Metal-halide semiconductors exhibit attractive properties for a host of applications including photovoltaics, solid-state lighting, and photodetection. Among the remarkable recent developments is the discovery of extraordinarily high photoluminescence quantum yields in Yb3+-doped inorganic lead-halide perovskites. Although all previous research and development of such quantum-cutting materials has involved solution-phase preparation, particularly as colloidal nanocrystals, such methods can introduce both processing and technical challenges that limit the scope of accessible compositions, morphologies, and scaled-up applications. Here, we demonstrate a scalable single-source vapor deposition (SSVD) method for depositing high quality conformal thin films of complex metal-halide perovskites, including doped perovskites, over large areas at high deposition rates.

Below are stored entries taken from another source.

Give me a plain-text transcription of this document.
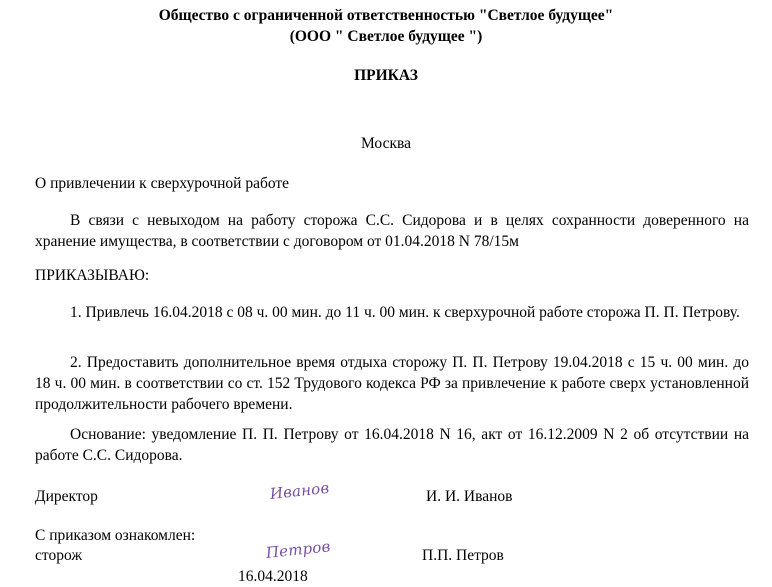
Общество с ограниченной ответственностью "Светлое будущее"
(ООО " Светлое будущее ")
ПРИКАЗ
Москва
О привлечении к сверхурочной работе
В связи с невыходом на работу сторожа С.С. Сидорова и в целях сохранности доверенного на хранение имущества, в соответствии с договором от 01.04.2018 N 78/15м
ПРИКАЗЫВАЮ:
1. Привлечь 16.04.2018 с 08 ч. 00 мин. до 11 ч. 00 мин. к сверхурочной работе сторожа П. П. Петрову.
2. Предоставить дополнительное время отдыха сторожу П. П. Петрову 19.04.2018 с 15 ч. 00 мин. до 18 ч. 00 мин. в соответствии со ст. 152 Трудового кодекса РФ за привлечение к работе сверх установленной продолжительности рабочего времени.
Основание: уведомление П. П. Петрову от 16.04.2018 N 16, акт от 16.12.2009 N 2 об отсутствии на работе С.С. Сидорова.
Директор	Иванов	И. И. Иванов
С приказом ознакомлен:
сторож	Петров	П.П. Петров
16.04.2018
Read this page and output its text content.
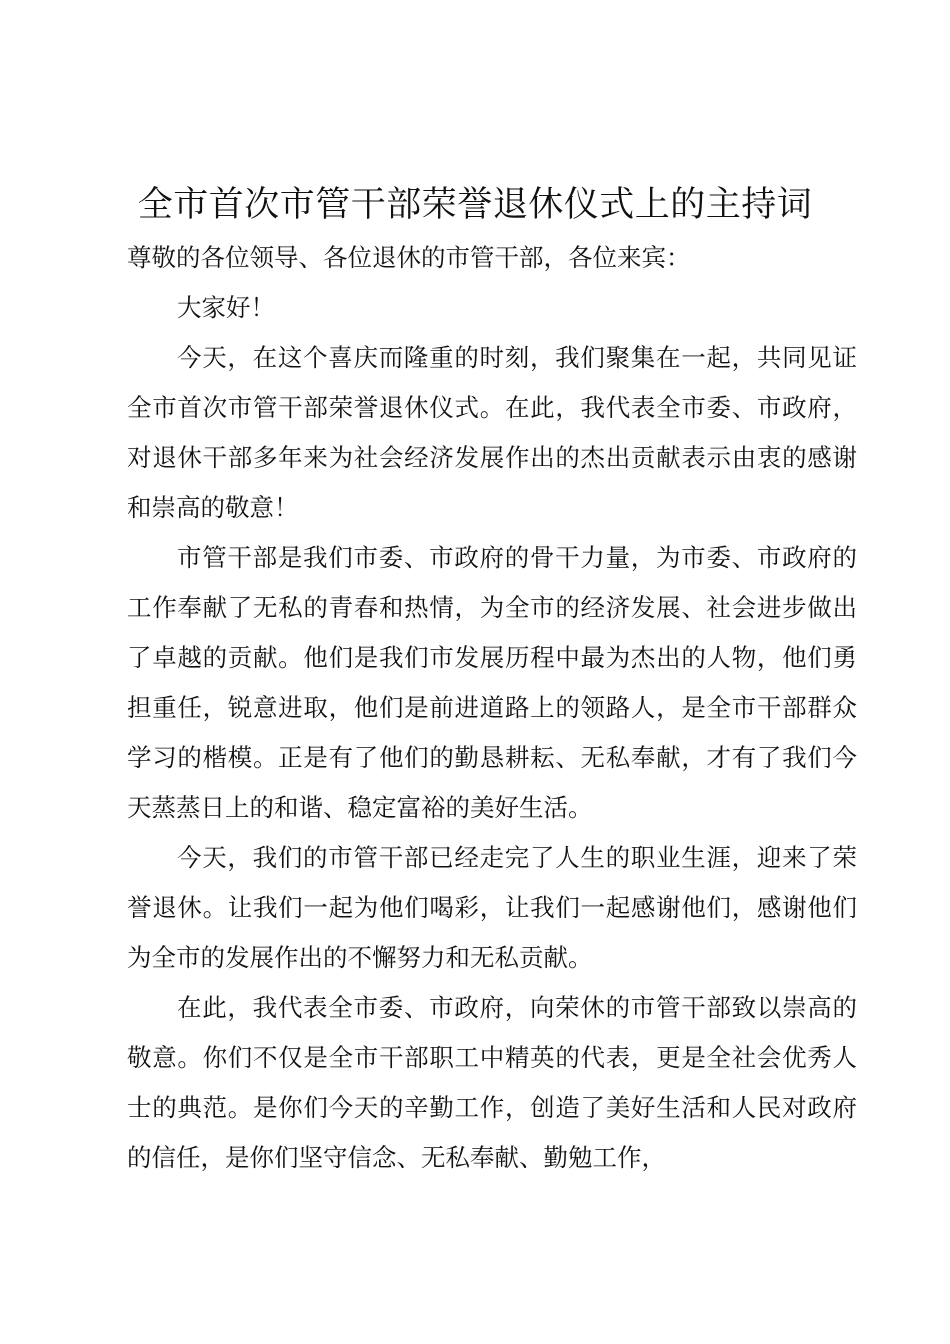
全市首次市管干部荣誉退休仪式上的主持词
尊敬的各位领导、各位退休的市管干部，各位来宾：

大家好！

今天，在这个喜庆而隆重的时刻，我们聚集在一起，共同见证全市首次市管干部荣誉退休仪式。在此，我代表全市委、市政府，对退休干部多年来为社会经济发展作出的杰出贡献表示由衷的感谢和崇高的敬意！

市管干部是我们市委、市政府的骨干力量，为市委、市政府的工作奉献了无私的青春和热情，为全市的经济发展、社会进步做出了卓越的贡献。他们是我们市发展历程中最为杰出的人物，他们勇担重任，锐意进取，他们是前进道路上的领路人，是全市干部群众学习的楷模。正是有了他们的勤恳耕耘、无私奉献，才有了我们今天蒸蒸日上的和谐、稳定富裕的美好生活。

今天，我们的市管干部已经走完了人生的职业生涯，迎来了荣誉退休。让我们一起为他们喝彩，让我们一起感谢他们，感谢他们为全市的发展作出的不懈努力和无私贡献。

在此，我代表全市委、市政府，向荣休的市管干部致以崇高的敬意。你们不仅是全市干部职工中精英的代表，更是全社会优秀人士的典范。是你们今天的辛勤工作，创造了美好生活和人民对政府的信任，是你们坚守信念、无私奉献、勤勉工作，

Focusing on quantum-cutting Yb3+:CsPb(Cl1-xBrx)(3), we demonstrate large-area deposition of films with photoluminescence quantum yields as high as 183%, starting from single-source powders prepared mechanochemically from solid ionic precursors. We also prepare thin films of the solar absorber material (FA(0.81)MA(0.14)Cs(0.05))Pb(Cl0.02Br0.14I0.84)(3) to illustrate the generality of this SSVD method. These results demonstrate a promising approach to high-throughput vapor processing of metal-halide coatings for photonic and optoelectronic applications.